Only three short years to a massive AI, robot workforce?
Companies looking to automate their workforce may find solace in a prediction from China electronic vehicle maker NIO, with a company senior executive stating artificial intelligence and robotics will comprise 30% of its global workforce.
First reported by the South China Morning Post, the prediction comes at a time when Nio is slashing 30% of its workforce with a long-term plan to fully automate using advanced artificial intelligence and robotics.
The shift to full automation won’t only impact the company’s rank-and-file workers, it will also impact senior executives. Nio reportedly plans to cut management positions by 50%
“We want to resort to AI technologies to largely reduce reliance on skilled workers and technicians, and hence save more labor costs,” said Ji Huaqiang, Nio vice-president of manufacturing, logistics, and operations, on November 24 “If 80 percent of our manufacturing decisions can be made by AI, it will enable us to reduce 50 percent of our managerial positions in 2025.”
A Combative Market
Nio, which plans to enter the U.S. lucrative automotive market by 2025, says it’s losing market share in China as the region’s expanding auto manufacturing market now holds 200 companies, signaling major “over capacity,” Nio notes.

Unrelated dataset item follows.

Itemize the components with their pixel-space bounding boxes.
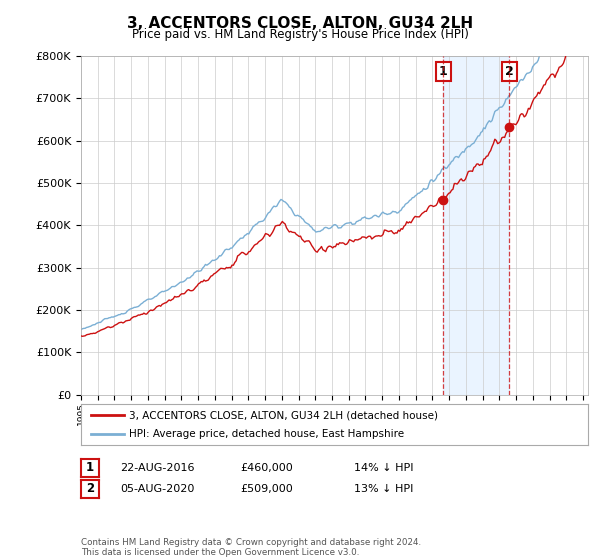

The automaker hasn’t generated a profit since it rolled out in 2014 and its future ability to do so may well depend on a “labor-free” workforce that’s highly dependent on advanced AI to produce vehicles at a profit over the next few years.
The EV maker does have two major manufacturing plants that combine to produce 450,000 new vehicles per shift, with an average human workforce of 1,000 employees per shift.
Already, 756 robots are being used to “achieve 100% automation” at Nio’s second plant in Hefei, China, SCMP reports.
Expect Nio to lean into advanced AI and robotics even more as it looks to boost manufacturing output to gain market share.
“Nio already has a big production capacity and its manufacturing technique is advanced enough to support high growth,” said Chen Jinzhu, CEO of Shanghai Mingliang Auto Service, a manufacturing consulting company. “The company needs to design and produce more vehicles that can appeal to more Chinese drivers to bolster sales.”